Many jewelers, designers, and jewelry makers are less familiar with design patents than they are with copyrights, trademarks, or even utility patents. Yet, design patents—which last 14 years—“are tremendously useful in protecting your rights,” especially if a jewelry design can’t be covered by copyright because it isn’t sufficiently artistic or creative enough to meet copyright requirements, said attorney Jeffrey M. Kaden in his Thursday seminar.
“Without design patent protection, a new jewelry design (if not protected by copyright) will enter the public domain and be freely available for copying by your competitors,” he warned his audience.
To qualify for patent protection, according to federal law, a design must be:
• New and different. It must be novel and appear so to the observer. A design that merely imitates something old, such as a Statue of Liberty pendant, isn’t applicable.
• Ornamental. While a design patent is only given for “useful” items, protection is based on the ornamental appearance, not the use.
• Obvious and inventive. Differences between the design and other designs “must be obvious.”
• Original. The patent applicant must have invented or created the new design “independently without copying or derivation.”
• Limited to articles of manufacture or that could be manufactured. Designs “in the abstract” aren’t applicable. A design must be attached to or incorporated in a tangible object that can be manufactured (such as a ring, necklace, bracelet, or pendant).

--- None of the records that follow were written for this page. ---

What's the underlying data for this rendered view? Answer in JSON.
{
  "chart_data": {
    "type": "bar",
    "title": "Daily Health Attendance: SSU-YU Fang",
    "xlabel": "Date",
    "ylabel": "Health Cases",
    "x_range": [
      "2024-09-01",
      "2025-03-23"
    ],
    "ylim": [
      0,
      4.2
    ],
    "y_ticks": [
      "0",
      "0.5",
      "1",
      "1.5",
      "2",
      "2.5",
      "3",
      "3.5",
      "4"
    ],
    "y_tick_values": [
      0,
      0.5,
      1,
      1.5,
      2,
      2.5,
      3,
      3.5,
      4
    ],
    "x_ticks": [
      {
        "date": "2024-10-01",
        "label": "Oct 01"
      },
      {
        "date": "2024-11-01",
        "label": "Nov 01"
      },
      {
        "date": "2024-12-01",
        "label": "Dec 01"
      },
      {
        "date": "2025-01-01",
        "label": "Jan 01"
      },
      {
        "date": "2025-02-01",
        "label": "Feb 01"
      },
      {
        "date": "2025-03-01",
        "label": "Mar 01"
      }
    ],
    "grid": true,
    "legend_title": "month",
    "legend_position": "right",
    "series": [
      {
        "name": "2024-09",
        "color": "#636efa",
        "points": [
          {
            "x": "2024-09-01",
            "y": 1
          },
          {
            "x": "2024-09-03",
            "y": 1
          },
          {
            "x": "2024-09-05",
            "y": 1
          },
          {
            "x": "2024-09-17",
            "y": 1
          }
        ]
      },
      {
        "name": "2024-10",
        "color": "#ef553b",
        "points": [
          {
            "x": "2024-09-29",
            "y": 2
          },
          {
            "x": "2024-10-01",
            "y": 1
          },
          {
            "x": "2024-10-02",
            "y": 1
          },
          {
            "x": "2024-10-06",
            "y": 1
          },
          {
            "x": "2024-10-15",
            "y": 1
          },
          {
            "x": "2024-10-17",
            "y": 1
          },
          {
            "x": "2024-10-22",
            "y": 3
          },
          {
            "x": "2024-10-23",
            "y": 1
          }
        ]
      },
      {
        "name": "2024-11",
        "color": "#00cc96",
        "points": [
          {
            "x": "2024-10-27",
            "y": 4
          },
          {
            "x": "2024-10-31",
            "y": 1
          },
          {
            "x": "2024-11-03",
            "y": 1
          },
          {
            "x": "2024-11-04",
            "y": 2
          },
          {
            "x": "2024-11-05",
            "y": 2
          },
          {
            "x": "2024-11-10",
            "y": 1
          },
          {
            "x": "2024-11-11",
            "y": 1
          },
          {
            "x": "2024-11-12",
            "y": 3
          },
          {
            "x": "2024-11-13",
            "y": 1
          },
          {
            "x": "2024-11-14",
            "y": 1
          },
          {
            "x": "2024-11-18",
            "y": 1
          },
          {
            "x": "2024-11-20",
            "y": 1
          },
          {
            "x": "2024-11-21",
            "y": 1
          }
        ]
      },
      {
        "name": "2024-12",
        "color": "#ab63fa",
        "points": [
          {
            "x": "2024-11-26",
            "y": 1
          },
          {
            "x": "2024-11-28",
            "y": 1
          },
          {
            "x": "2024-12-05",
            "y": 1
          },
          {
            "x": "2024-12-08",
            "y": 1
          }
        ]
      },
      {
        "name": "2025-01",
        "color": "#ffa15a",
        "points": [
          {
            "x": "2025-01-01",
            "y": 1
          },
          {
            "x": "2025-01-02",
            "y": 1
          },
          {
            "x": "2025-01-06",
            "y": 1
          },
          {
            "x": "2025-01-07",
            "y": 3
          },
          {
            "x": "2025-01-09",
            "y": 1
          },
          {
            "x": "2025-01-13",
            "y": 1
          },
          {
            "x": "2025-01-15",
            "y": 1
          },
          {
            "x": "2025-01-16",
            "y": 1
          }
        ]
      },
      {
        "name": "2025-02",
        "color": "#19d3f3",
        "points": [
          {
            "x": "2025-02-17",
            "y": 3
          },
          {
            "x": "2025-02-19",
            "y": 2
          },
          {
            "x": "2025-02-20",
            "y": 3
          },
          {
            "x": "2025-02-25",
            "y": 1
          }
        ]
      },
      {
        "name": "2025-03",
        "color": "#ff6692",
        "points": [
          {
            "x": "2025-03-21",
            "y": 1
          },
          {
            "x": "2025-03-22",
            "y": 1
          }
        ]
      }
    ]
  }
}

Kaden said those employing jewelry designers should have them sign written contracts that expressly transfer all rights to designs they create on the job to the employer. Such agreements establish the employer’s title to the designs as the owner/originator. These must be recorded at the U.S. Patent Office (for a $40 fee) in order to establish title against any other claims.
Applications for U.S. design patents, Kaden told his audience, must be filed promptly and within no more than one year of the first public showing or first sale of the jewelry design. “After a year, there’s no chance of getting a design patent,” said Kaden. For international design protection, however, the designer must file before the first public showing or sale, in order to preserve all foreign rights.
Review and approval of a patent design application takes, on average, a year. Once approved, a patent is good for 14 years. Also, the patent marking is required on the item, either on the jewelry itself or its packaging, a detail, Kaden said, that design patent holders sometimes forget to take care of. “Without the required marking, damages can’t be awarded” in cases of infringement, said Kaden. “So, put it on as soon as the patent approved.”